Gefährliches Hantieren
Es ist gefährlich, mit dem Coronavirus zu hantieren. „Selbst im Hochsicherheitslabor wäre es aus ethischen und sicherheitstechnischen Gründen bedenklich, sogenannte Gain-of-Function-Experimente durchzuführen. Wenn man einem Organismus etwas Neues beibringt (engl. gain of function, Anm.), in unserem Fall eine Resistenz, dann existieren folglich Viren, die resistent sind. Es ist zwar unwahrscheinlich, aber es besteht das Risiko, dass diese neuen, gefährlichen Viren aus dem Labor auskommen könnten“, erklärt Heilmann den Hintergrund für die Entwicklung des neuen Untersuchungsmodells.
Ersatzvirus genutzt
Eine Protease ist ein Enzym, das Proteine spaltet. Im Fall von SARS-CoV-2 ist die Protease ein wichtiger Virusbestandteil, der es den Erregern erst ermöglicht, sich zu vermehren. „Wenn man die Protease hemmt, funktioniert das Virus nicht mehr. Das gilt für HIV, Hepatitis C und auch für Coronaviren“, erläutert Institutsleiterin von Laer, die als Letztautorin der Studie firmiert. Im Zuge seiner Doktorarbeit hat Heilmann ein System erarbeitet, um die Resistenzentwicklung gegen Proteasehemmer wie Paxlovidmithilfe des sicheren, therapeutischen Vesikulären Stomatitis Virus (VSV) zu beobachten: Er baute die Protease von Sars-Cov-2 in VSV ein. Mit dem neu entstandenen, harmlosen Ersatzvirus können die Forschenden in der Zellkultur nun verschiedene Szenarien der Virusentwicklung bei Paxlovid-Verabreichung untersuchen. In der vorliegenden Arbeit ist es dem Innsbrucker Team gelungen, eine ganze Reihe von Mutationen zu identifizieren, die künftig zu Resistenzen führen könnten. Laut von Laer sei dies in absehbarer Zeit jedoch unwahrscheinlich. „Paxlovid ist ein sehr wirksames Mittel, das 90 Prozent der Krankenhauseinweisungen verhindern kann. Es wird nur Hochrisikopatientinnen und -patienten verabreicht und nur für die Dauer von in der Regel fünf Tagen. Wichtig ist aber, dass es sofort bei den ersten Beschwerden einer Coronainfektion gegeben wird“, sagt die Virologin.
Klinischer Nutzen
Modelle zur Vorhersage von Resistenzen sind in dreierlei Hinsicht von großem Nutzen: Die Ergebnisse des Mutationsmodells können herangezogen werden, um mit globalen Virus-Datenbanken abzugleichen, ob die im Labor festgestellte Mutation bereits irgendwo real auf der Welt kursiert oder nicht. Das System kann klinisch genutzt werden, um die Wirksamkeit vorhandener Proteasehemmer zu testen und das geeignete Medikament für die jeweiligen Patientinnen und Patienten auszuwählen. Zudem dienen Resistenz-Vorhersagemodelle auch den Pharmaunternehmen beim Design neuer Wirkstoffe, um bereits bekannten Resistenzproblemen auszuweichen.

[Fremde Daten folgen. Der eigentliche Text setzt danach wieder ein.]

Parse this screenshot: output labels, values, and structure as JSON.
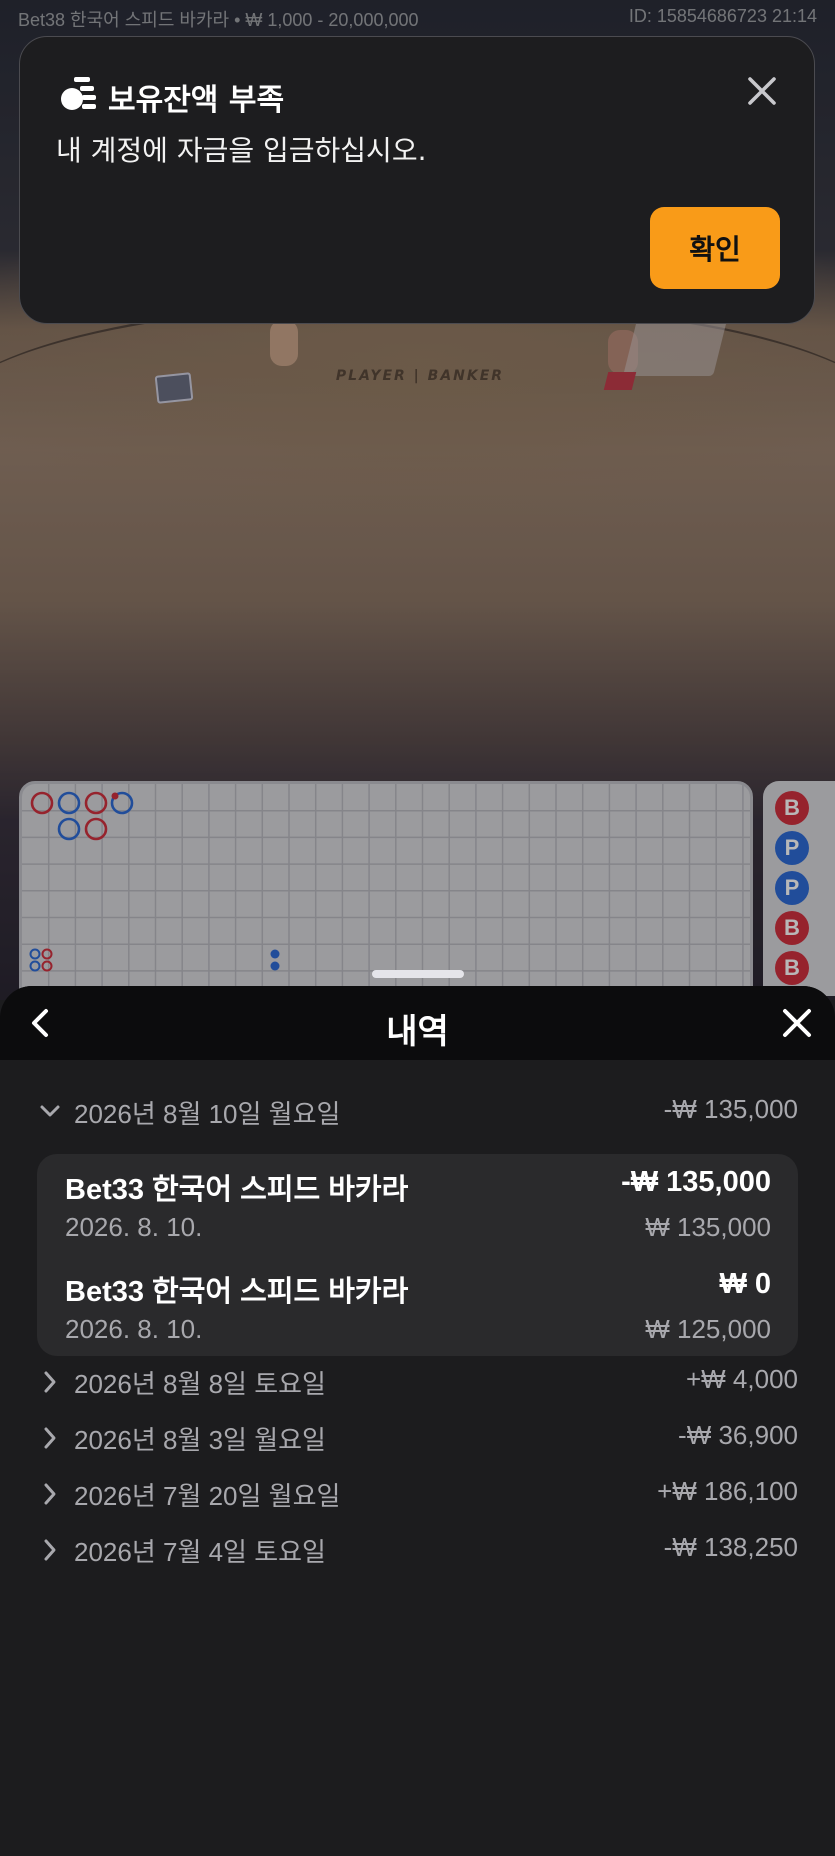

Neue Mutationen identifizieren
„Ein Modell wie dieses, mit dem man unter relativ sicheren Bedingungen Resistenzuntersuchungen machen kann, gab es zum Coronavirus bisher noch nicht“, sagt von Laer. Neben der einfachen Handhabung seien dessen breite Anwendungsmöglichkeiten ein großer Vorteil. „Es ist im Prinzip für alle Medikamente verwendbar, die gegen virale Proteasen eingesetzt werden, um Resistenzen zu identifizieren und neue Mutationen zu finden.“ So möchte Heilmann das Prinzip künftig beispielsweise auch auf MERS und Medikamente gegen die MERS-Protease anwenden.